Ijaz Ahmed, I am not very fond of using technical jargon, which you may find missing. But hope, you find it helpful.
You can also check Chapter No. 5 (Generation and Migration of Petroleum) in "Elements of Petroleum Geology" 3rd Edition, 2014, by Richard Selley and Stephen Sonnenberg.
I tell you more, if you if you invite other ten person and pay for my lessons 2000 USD/ person, Bfoere 1000 after another 1000 if you it was useful)… My model is not verified, only the initial form, when I have worked in petroleum exploration…Was minimum twice better than my Hungarian colleagues method… When I wanted to apply at Saudi Aramco, I have send to them, but they did not answered for me. No problem I have made it more better. And I know same that they did not write study about it. ( If you are interested: I can write a booklet for you with 100 USD... But this time need minimum 400 buyers of booklet: they are putting down the price of booklet at an international law firm. You can sell the booklets for 120 USD and same Time I will give you 10 percent) the initial condition can be changed same).

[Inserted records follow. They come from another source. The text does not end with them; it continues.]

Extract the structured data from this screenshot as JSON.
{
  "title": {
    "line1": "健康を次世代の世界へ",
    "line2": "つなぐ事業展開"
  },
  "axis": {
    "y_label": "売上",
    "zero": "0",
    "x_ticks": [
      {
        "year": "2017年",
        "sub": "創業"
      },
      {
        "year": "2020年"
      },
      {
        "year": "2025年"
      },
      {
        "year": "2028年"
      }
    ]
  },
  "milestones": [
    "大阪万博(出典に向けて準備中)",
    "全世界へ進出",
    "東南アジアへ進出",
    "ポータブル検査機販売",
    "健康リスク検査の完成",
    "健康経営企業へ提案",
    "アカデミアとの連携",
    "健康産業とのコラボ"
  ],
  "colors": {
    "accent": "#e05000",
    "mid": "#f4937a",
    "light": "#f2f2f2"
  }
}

The Basic formula of HC is very simple, You have need four important things:
1.) The source rocks of Hydrocarbon
2.) Reservoir rocks
3.) The conditions which lead the HC from the sources to reservoirs.
4.) if you do not have expensive tools, the knowledge which help you to find the correct reservoir rock.

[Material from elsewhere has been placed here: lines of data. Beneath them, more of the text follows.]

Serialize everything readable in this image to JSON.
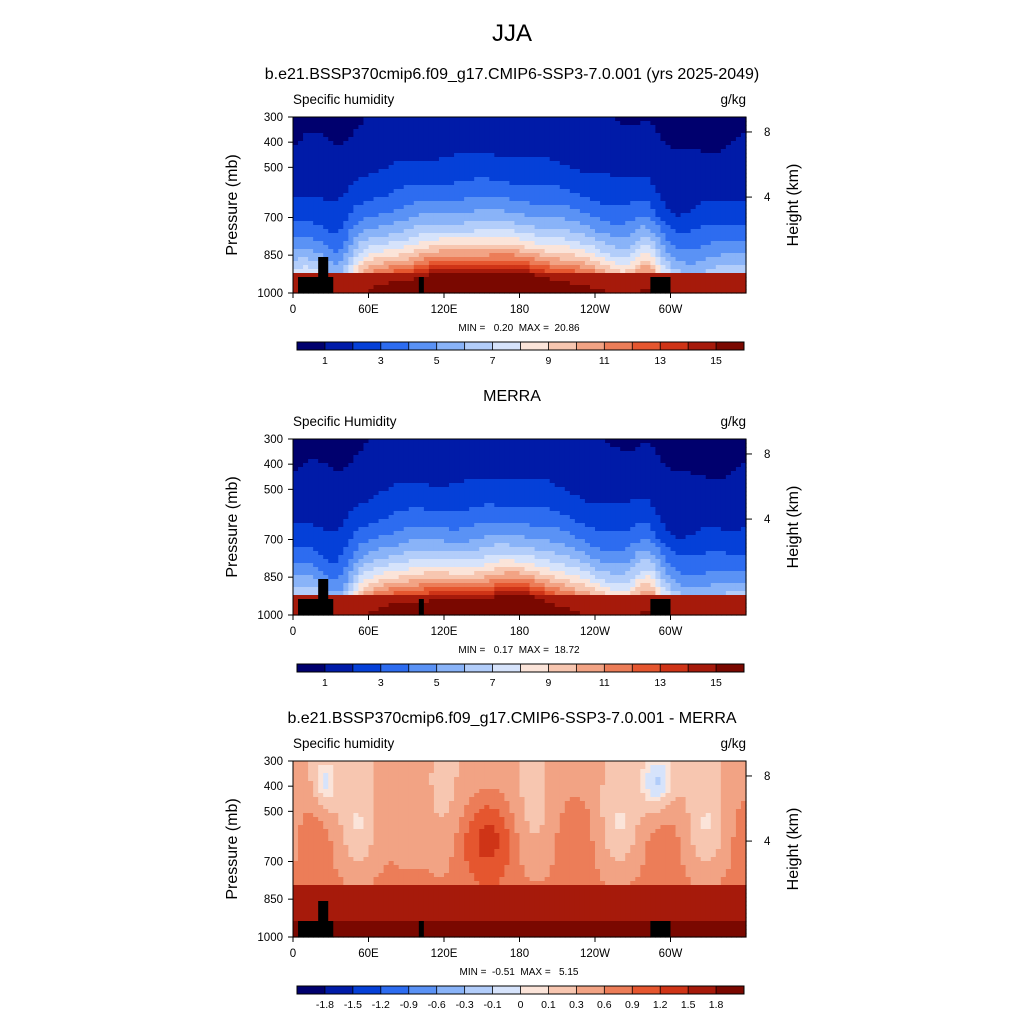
{
  "figure_title": "JJA",
  "colors": {
    "seq_palette": [
      "#00006e",
      "#001ba8",
      "#0540d8",
      "#2d6cf0",
      "#5a92f5",
      "#89b3f8",
      "#b2cdfa",
      "#d6e3fb",
      "#fbe4d9",
      "#f7c6b0",
      "#f2a384",
      "#ec7d58",
      "#e5562f",
      "#cf3417",
      "#a61a0b",
      "#7a0800"
    ],
    "diff_palette": [
      "#00006e",
      "#001ba8",
      "#0540d8",
      "#2d6cf0",
      "#5a92f5",
      "#89b3f8",
      "#b2cdfa",
      "#d6e3fb",
      "#fbe4d9",
      "#f7c6b0",
      "#f2a384",
      "#ec7d58",
      "#e5562f",
      "#cf3417",
      "#a61a0b",
      "#7a0800"
    ],
    "terrain": "#000000"
  },
  "chart_data": [
    {
      "type": "heatmap",
      "title": "b.e21.BSSP370cmip6.f09_g17.CMIP6-SSP3-7.0.001 (yrs 2025-2049)",
      "left_label": "Specific humidity",
      "right_label": "g/kg",
      "ylabel": "Pressure (mb)",
      "y2label": "Height (km)",
      "x_ticks": [
        "0",
        "60E",
        "120E",
        "180",
        "120W",
        "60W"
      ],
      "y_ticks": [
        "300",
        "400",
        "500",
        "700",
        "850",
        "1000"
      ],
      "y2_ticks": [
        "8",
        "4"
      ],
      "stats": "MIN =   0.20  MAX =  20.86",
      "colorbar_labels": [
        "1",
        "3",
        "5",
        "7",
        "9",
        "11",
        "13",
        "15"
      ],
      "min": 0.2,
      "max": 20.86
    },
    {
      "type": "heatmap",
      "title": "MERRA",
      "left_label": "Specific Humidity",
      "right_label": "g/kg",
      "ylabel": "Pressure (mb)",
      "y2label": "Height (km)",
      "x_ticks": [
        "0",
        "60E",
        "120E",
        "180",
        "120W",
        "60W"
      ],
      "y_ticks": [
        "300",
        "400",
        "500",
        "700",
        "850",
        "1000"
      ],
      "y2_ticks": [
        "8",
        "4"
      ],
      "stats": "MIN =   0.17  MAX =  18.72",
      "colorbar_labels": [
        "1",
        "3",
        "5",
        "7",
        "9",
        "11",
        "13",
        "15"
      ],
      "min": 0.17,
      "max": 18.72
    },
    {
      "type": "heatmap",
      "title": "b.e21.BSSP370cmip6.f09_g17.CMIP6-SSP3-7.0.001 - MERRA",
      "left_label": "Specific humidity",
      "right_label": "g/kg",
      "ylabel": "Pressure (mb)",
      "y2label": "Height (km)",
      "x_ticks": [
        "0",
        "60E",
        "120E",
        "180",
        "120W",
        "60W"
      ],
      "y_ticks": [
        "300",
        "400",
        "500",
        "700",
        "850",
        "1000"
      ],
      "y2_ticks": [
        "8",
        "4"
      ],
      "stats": "MIN =  -0.51  MAX =   5.15",
      "colorbar_labels": [
        "-1.8",
        "-1.5",
        "-1.2",
        "-0.9",
        "-0.6",
        "-0.3",
        "-0.1",
        "0",
        "0.1",
        "0.3",
        "0.6",
        "0.9",
        "1.2",
        "1.5",
        "1.8"
      ],
      "min": -0.51,
      "max": 5.15
    }
  ]
}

Migration can begin with primary one, which is movement from source rocks to reservoir rocks. Further, secondary porosity in reservoir rock leads to secondary migration from initial reservoir rock to a more porous rocks. Details of this can be seen in a number of resources given above by Ahmed Abdelmaksoud, Ebong etc.

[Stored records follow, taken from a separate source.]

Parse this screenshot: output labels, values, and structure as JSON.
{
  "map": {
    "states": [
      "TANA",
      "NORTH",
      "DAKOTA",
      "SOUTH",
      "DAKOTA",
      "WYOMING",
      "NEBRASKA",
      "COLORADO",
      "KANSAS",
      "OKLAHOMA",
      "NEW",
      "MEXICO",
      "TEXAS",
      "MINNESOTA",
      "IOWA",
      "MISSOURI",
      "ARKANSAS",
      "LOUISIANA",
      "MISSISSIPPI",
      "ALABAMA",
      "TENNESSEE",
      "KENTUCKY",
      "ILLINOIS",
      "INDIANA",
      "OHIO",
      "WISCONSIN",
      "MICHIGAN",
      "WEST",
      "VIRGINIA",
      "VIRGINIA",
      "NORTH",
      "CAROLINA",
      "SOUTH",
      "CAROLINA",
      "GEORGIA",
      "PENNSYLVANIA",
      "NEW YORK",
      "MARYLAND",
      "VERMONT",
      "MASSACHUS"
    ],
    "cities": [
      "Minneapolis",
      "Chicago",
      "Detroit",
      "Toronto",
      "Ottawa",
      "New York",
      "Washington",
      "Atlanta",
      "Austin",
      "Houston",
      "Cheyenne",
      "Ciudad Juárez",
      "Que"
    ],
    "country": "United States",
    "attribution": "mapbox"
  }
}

From kerogen which has a density of ~1.2 g/cc to hydrocarbons, with progressively lower density, 0.8 to 0.1g/cc, the volume expands by a factor of 2 to 5. There is not enough room for the HC in the source rock, so excess gets pushed out by capillary pressure linked to volume increase (like injecting). Increased capillary pressure pushes hydrocarbon phase trough the largest pore throat around it, could be above or below (note buoyancy force does not cause downward migration). When the next pore, patch of pores, or a trap is filled, the process continues, always finding the direction of largest pore throat. In the case of filling a large trap, it fills from top to bottom (downward migration again), and spills out, or if the capillary pressure is high enough, it leaks through the top seal, and continues. This process stops when the volume increase stops. This is much like you taking a bottle of water and poring slowly onto the street, .. and watch it flow and stop when you run out of water.